The plaintiff roofing company in an original and supplementary petition asked for judgment against the defendant for $400, as the balance due for services rendered under a written contract whereby plaintiff undertook to furnish the necessary labor and materials to re-roof a substantial portion of defendant church building at Dixie, Louisiana, for a total consideration of $775.
Defendant in an original and supplementary answer, admitted the execution of the contract and that only $375 had been paid, but claimed that the remaining $400 had been extinguished by compensation and set-off as a result of damage to the contents of the defendant church resulting from water coming through the portions of the roof which had been uncovered by the roofing company and not re-covered in accordance with the contract or protected by adequate temporary roofing in the interim between the taking off of the original shingles and the nailing on of the new roof.
The case is before us on plaintiff's appeal from a judgment of the District Court sustaining the church's plea of compensation and set-off.
The re-roofing contract is contained in a proposal sent out by the roofing company on October 30th, accepted by the Dixie Presbyterian Church on November 3rd and approved as a final contract by the roofing company on November 5, 1947. The contract stipulated that the job be completed within approximately five working days "after the material has been delivered to the site and the building is ready for the uninterrupted application thereof." On *Page 309 December 11, 1947, plaintiff began the work of removing and salvaging the old asbestos shingles and applying in their stead a tar paper sub-roof.
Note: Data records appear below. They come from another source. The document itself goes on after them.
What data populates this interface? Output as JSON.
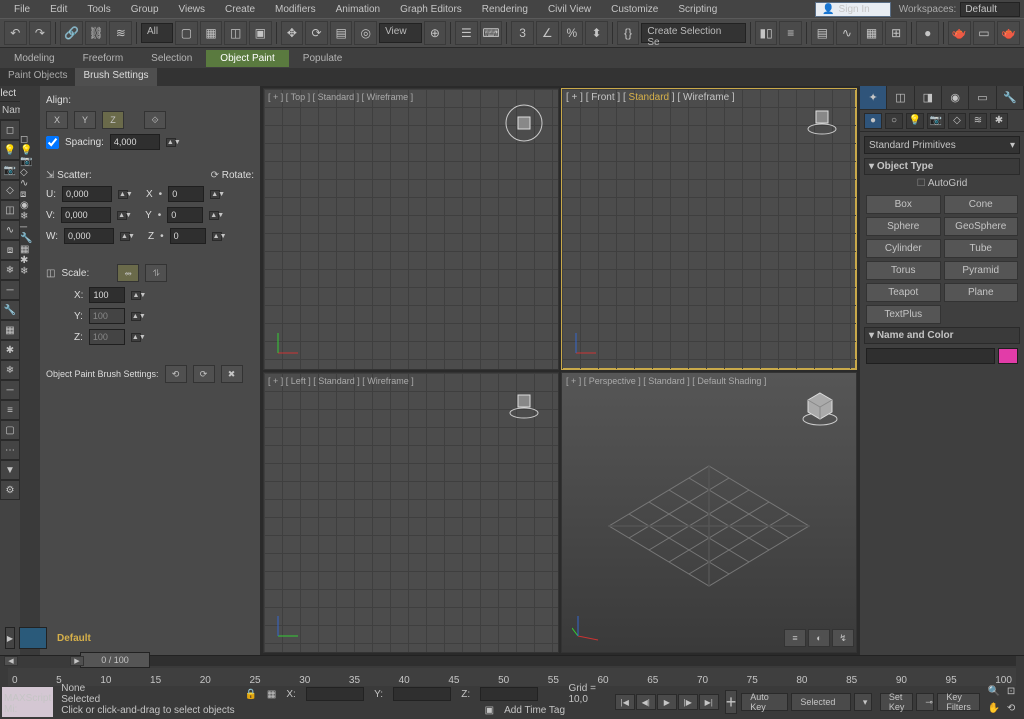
{
  "menubar": {
    "items": [
      "File",
      "Edit",
      "Tools",
      "Group",
      "Views",
      "Create",
      "Modifiers",
      "Animation",
      "Graph Editors",
      "Rendering",
      "Civil View",
      "Customize",
      "Scripting"
    ],
    "signin": "Sign In",
    "workspace_label": "Workspaces:",
    "workspace_value": "Default"
  },
  "toolbar1": {
    "all_filter": "All",
    "view_label": "View",
    "selection_set": "Create Selection Se"
  },
  "ribbon": {
    "tabs": [
      "Modeling",
      "Freeform",
      "Selection",
      "Object Paint",
      "Populate"
    ],
    "active": 3
  },
  "subtabs": {
    "tabs": [
      "Paint Objects",
      "Brush Settings"
    ],
    "active": 1
  },
  "left": {
    "select_label": "Select",
    "name_label": "Nam",
    "align_title": "Align:",
    "axes": [
      "X",
      "Y",
      "Z"
    ],
    "spacing_label": "Spacing:",
    "spacing_value": "4,000",
    "scatter_label": "Scatter:",
    "rotate_label": "Rotate:",
    "u": "0,000",
    "v": "0,000",
    "w": "0,000",
    "rx": "0",
    "ry": "0",
    "rz": "0",
    "rx_lbl": "X",
    "ry_lbl": "Y",
    "rz_lbl": "Z",
    "u_lbl": "U:",
    "v_lbl": "V:",
    "w_lbl": "W:",
    "scale_label": "Scale:",
    "sx": "100",
    "sy": "100",
    "sz": "100",
    "sx_lbl": "X:",
    "sy_lbl": "Y:",
    "sz_lbl": "Z:",
    "brush_settings_label": "Object Paint Brush Settings:"
  },
  "viewports": {
    "top": "[ + ] [ Top ] [ Standard ] [ Wireframe ]",
    "front_a": "[ + ] [ Front ] [ ",
    "front_b": "Standard",
    "front_c": " ] [ Wireframe ]",
    "left": "[ + ] [ Left ] [ Standard ] [ Wireframe ]",
    "persp": "[ + ] [ Perspective ] [ Standard ] [ Default Shading ]"
  },
  "cmd": {
    "dropdown": "Standard Primitives",
    "rollout_type": "Object Type",
    "autogrid": "AutoGrid",
    "objects": [
      "Box",
      "Cone",
      "Sphere",
      "GeoSphere",
      "Cylinder",
      "Tube",
      "Torus",
      "Pyramid",
      "Teapot",
      "Plane",
      "TextPlus",
      ""
    ],
    "rollout_name": "Name and Color"
  },
  "timeline": {
    "slider_label": "0 / 100",
    "ticks": [
      "0",
      "5",
      "10",
      "15",
      "20",
      "25",
      "30",
      "35",
      "40",
      "45",
      "50",
      "55",
      "60",
      "65",
      "70",
      "75",
      "80",
      "85",
      "90",
      "95",
      "100"
    ],
    "layer": "Default"
  },
  "status": {
    "none": "None Selected",
    "hint": "Click or click-and-drag to select objects",
    "mxs": "MAXScript Mi:",
    "x": "X:",
    "y": "Y:",
    "z": "Z:",
    "grid": "Grid = 10,0",
    "addtime": "Add Time Tag",
    "autokey": "Auto Key",
    "selected": "Selected",
    "setkey": "Set Key",
    "keyfilters": "Key Filters"
  }
}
No new shingles were delivered on the job due to scarcity of the re-roofing materials specified in the contract. However, the plaintiff continued, intermittently, to remove the heavy asbestos shingles and to apply sub-roofing paper to the surfaces of the church roof so exposed. Two of plaintiff's men were so engaged on the afternoon of December 31, 1947, until their work was interrupted by the occurrence of a heavy rain, accompanied by wind, the intensity of which is a matter of controversy between the parties to the suit. Portions of the tar paper sub-roof were blown away and considerable quantities of water came into the west half of the church building, damaging the walls, floor coverings, the organ, piano, and other contents on that side of the building.
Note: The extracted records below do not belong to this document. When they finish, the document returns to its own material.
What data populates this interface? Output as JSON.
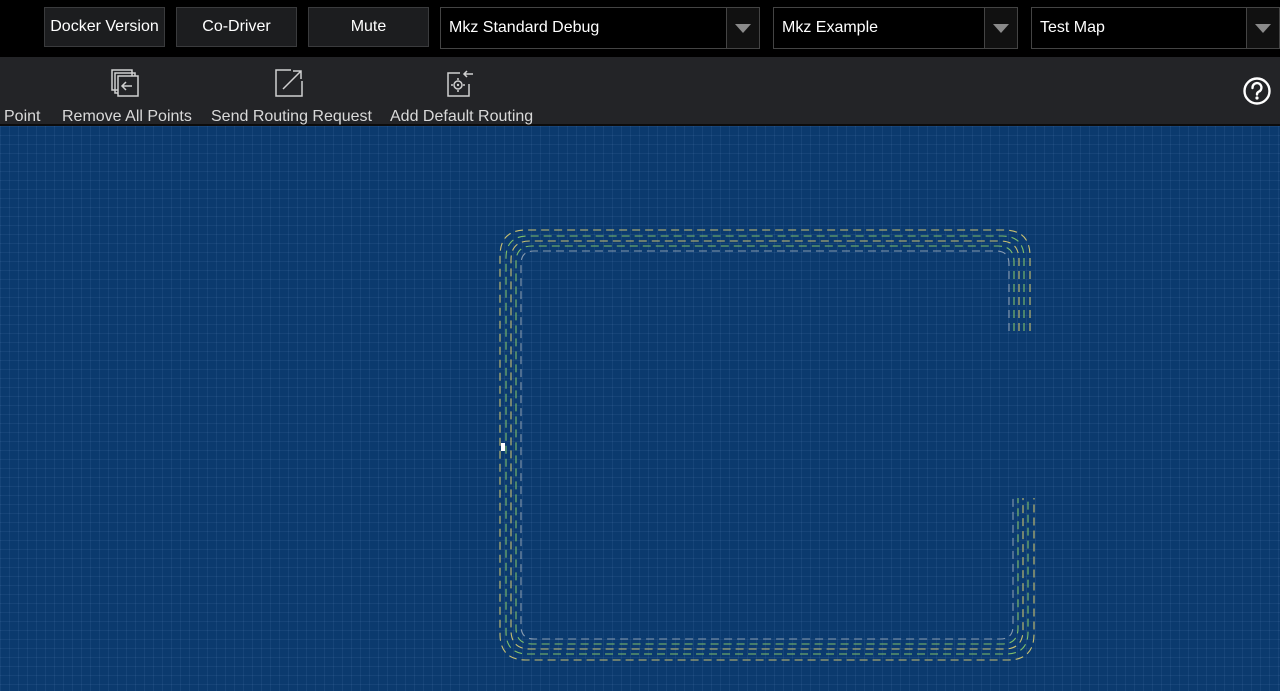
{
  "header": {
    "buttons": [
      {
        "label": "Docker Version"
      },
      {
        "label": "Co-Driver"
      },
      {
        "label": "Mute"
      }
    ],
    "selects": [
      {
        "value": "Mkz Standard Debug"
      },
      {
        "value": "Mkz Example"
      },
      {
        "value": "Test Map"
      }
    ]
  },
  "toolbar": {
    "tools": [
      {
        "label": "Point",
        "icon": "point-icon"
      },
      {
        "label": "Remove All Points",
        "icon": "remove-all-points-icon"
      },
      {
        "label": "Send Routing Request",
        "icon": "send-routing-request-icon"
      },
      {
        "label": "Add Default Routing",
        "icon": "add-default-routing-icon"
      }
    ],
    "help_icon": "question-circle-icon"
  },
  "map": {
    "background_color": "#0b3a6e",
    "lane_colors": [
      "#c9c070",
      "#7fbf6a",
      "#d9d9d9"
    ]
  }
}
Plaintiff's contention is that the water which entered the building and damaged the church property came as a result of a "vismajor," or, in the language of the common law, "Act of God," and that it is not responsible for the result of this inevitable accident.
The record shows that there was a heavy downpour of rain in that immediate locality and that it was accompanied by wind and hail sufficient for the occurrence to be considered a wind storm within the meaning of a wind storm policy on the church building itself and on one or more other buildings in the neighborhood. The record does not bear out plaintiff's contention that the storm in the Dixie community amounted to a tornado or cyclone. The winds were not sufficient to disturb the old roof on the east side of the church building, or, as far as the record shows, to disturb or destroy any other roof in the Dixie community.
Plaintiff's contention is that the felt paper placed by its employees on the portion of the church roof through which the water came and from which the old asbestos shingles had been removed, was applied in a normal and regular manner accepted in the roofing industry. Its workman in charge testified that the felt paper was nailed down carefully, using one inch nails through metal caps and that these were placed 2 1/2 inches to 3 inches apart along the seams of the overlapping sheets and staggered about 9 inches apart over the rest of the roof.
The record discloses that the plaintiff company has been in the roofing business for many years. Mr. Stroud, the man who represented the church in its dealings with the roofing company, testified that he had always sought the services of the company when he had a job that he wanted well done. There is no doubt in our minds about the good faith and sincerity of the company's officials. The fact that the employee responsible for applying the sub-roof to the church property testified that he nailed the paper on properly and secured the seams with nails and caps at the close interval of 2 1/2 to 3 inches, indicates that this acceptable method of nailing down a sub-roof was the policy and custom of the plaintiff company.
The defendant denied that the sub-roofing paper was securely or properly nailed down and produced convincing testimony — from witnesses who went into the church attic and examined the nail ends projecting through the planks which supported the roof — that the nails were not a maximum of 3 inches apart as testified by plaintiff's roofer, but actually were separated by 12 or 15 inches.
We conclude therefore that, although it was a practice of the plaintiff company to "sub-in" an exposed roof in a safe and prudent manner, actually this particular employee did not perform this job in the manner claimed by him on the trial and prescribed by his employer, and that the inadequate securing of this sub-roof by plaintiff's employee was an immediate contributing cause of the water damage done to the contents of the church building on December 31, 1947.
The record sustains the finding of the District Court that defendant's loss amounted to the $400 claimed by the defendant.